Clinton, who reportedly rented out a space in Brooklyn last week to be her campaign headquarters, would hire Hannon to serve on her senior staff and to oversee a team of engineers and developers who would "devise Web sites, apps and other tools for the former secretary of state and her staff to engage with supporters and voters."

Hannon has spent the last two years and change at Google; she had previously worked there from 2004 to 2011 as a group product manager. She also spent time a product manager at Facebook from 2012 to 2013, and as VP of International at Eventbrite from 2011 to 2012. 

VatorNews also reached out to Hannon for confirmation. At this point, Clinton has not even announced her candidacy yet, but we will update this story if we do learn anything more. 

As I said earlier, Hannon is just the latest example of Silicon Valley and Washington D.C. becoming dependent on each other.

Last year, Uber hired David Plouffe as its new Senior Vice President of Policy and Strategy, it was announced on Tuesday. Plouffe, of course, is famous for being Barack Obama's campaign manager in 2008 and a Senior Advisor to the President when he got to the White House.

Plouffe's job is to manage all global policy and political activities, communications, and Uber branding efforts. Essentially to build up Uber's brand in the same way he did for Obama, to get out ahead of the taxi industry, and to get both customer and regulators on Uber's side.

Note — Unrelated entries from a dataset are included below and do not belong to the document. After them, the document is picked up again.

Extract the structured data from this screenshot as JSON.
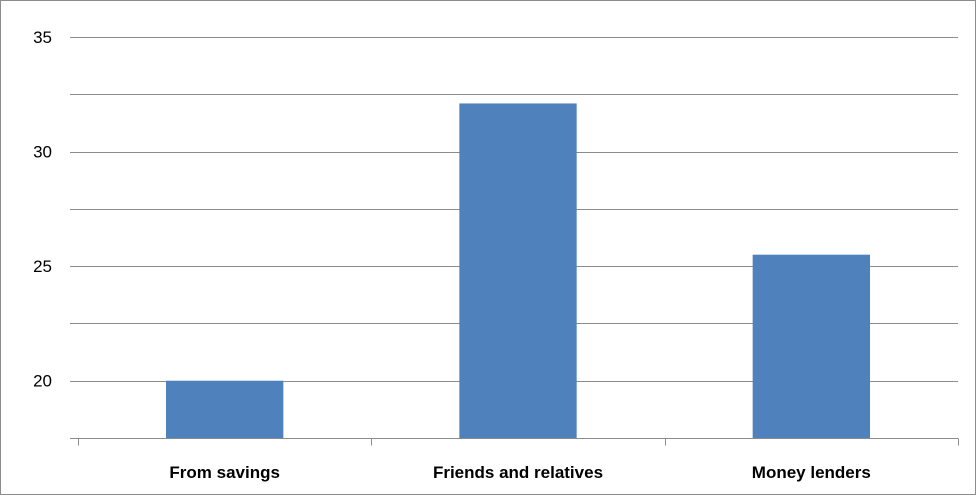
{
  "chart_data": {
    "type": "bar",
    "categories": [
      "From savings",
      "Friends and relatives",
      "Money lenders"
    ],
    "values": [
      20,
      32.1,
      25.5
    ],
    "ylim": [
      17.5,
      35
    ],
    "yticks": [
      20,
      25,
      30,
      35
    ],
    "grid": true,
    "legend": "none",
    "colors": {
      "bar": "#4f81bd",
      "grid": "#8c8c8c",
      "axis": "#8c8c8c"
    },
    "title": "",
    "xlabel": "",
    "ylabel": ""
  }
}
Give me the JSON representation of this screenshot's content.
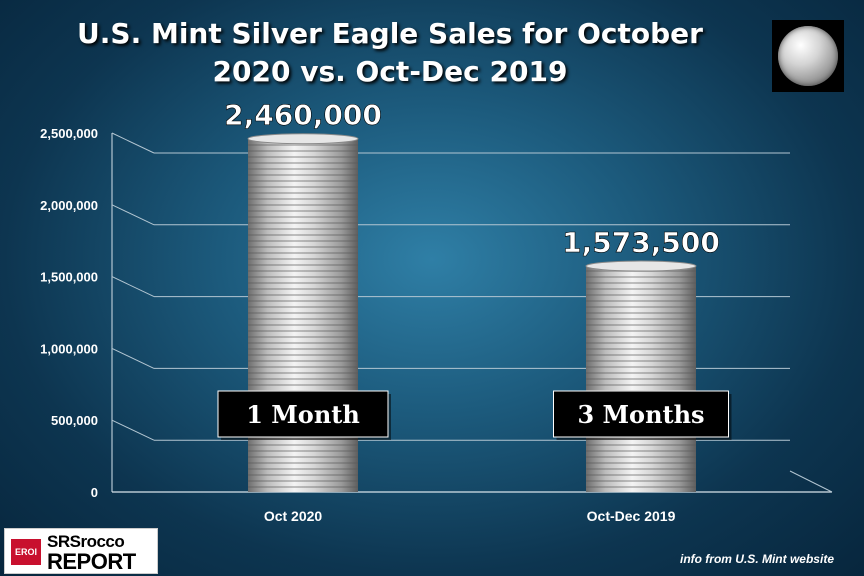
{
  "header": {
    "title_line1": "U.S. Mint Silver Eagle Sales for October",
    "title_line2": "2020 vs. Oct-Dec 2019"
  },
  "brand": {
    "logo_badge": "EROI",
    "logo_line1": "SRSrocco",
    "logo_line2": "REPORT",
    "source_note": "info from U.S. Mint website"
  },
  "icons": {
    "corner_image": "silver-eagle-coin-icon"
  },
  "colors": {
    "background": "#1c5a7c",
    "text": "#ffffff",
    "grid": "#9fb6c4",
    "bar": "#c9c9c9",
    "label_box": "#000000"
  },
  "chart_data": {
    "type": "bar",
    "title": "U.S. Mint Silver Eagle Sales for October 2020 vs. Oct-Dec 2019",
    "categories": [
      "Oct 2020",
      "Oct-Dec 2019"
    ],
    "values": [
      2460000,
      1573500
    ],
    "value_labels": [
      "2,460,000",
      "1,573,500"
    ],
    "bar_annotations": [
      "1 Month",
      "3 Months"
    ],
    "ylim": [
      0,
      2500000
    ],
    "yticks": [
      0,
      500000,
      1000000,
      1500000,
      2000000,
      2500000
    ],
    "ytick_labels": [
      "0",
      "500,000",
      "1,000,000",
      "1,500,000",
      "2,000,000",
      "2,500,000"
    ],
    "xlabel": "",
    "ylabel": "",
    "grid": true
  }
}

In September, Snapchat hired Jill Hazelbaker, who had also been Senior Director of Communications and Government Relations at Google, to be its new Vice President of Communications and Public Policy.

Hazelbaker had previously worked as a political consultant for a number of Republican candidates, including New York City Mayor Michael Bloomberg. She also worked as National Communications Director for John McCain’s 2008 presidential campaign. 

Megan Smith, the currently Chief Technology Officer of the United States, who assumed office in 2014, was previously an executive at Google, where she had been vice president of Google[x], and was vice president of business development at Google for nine years before that. She was also the former CEO of Planet Out.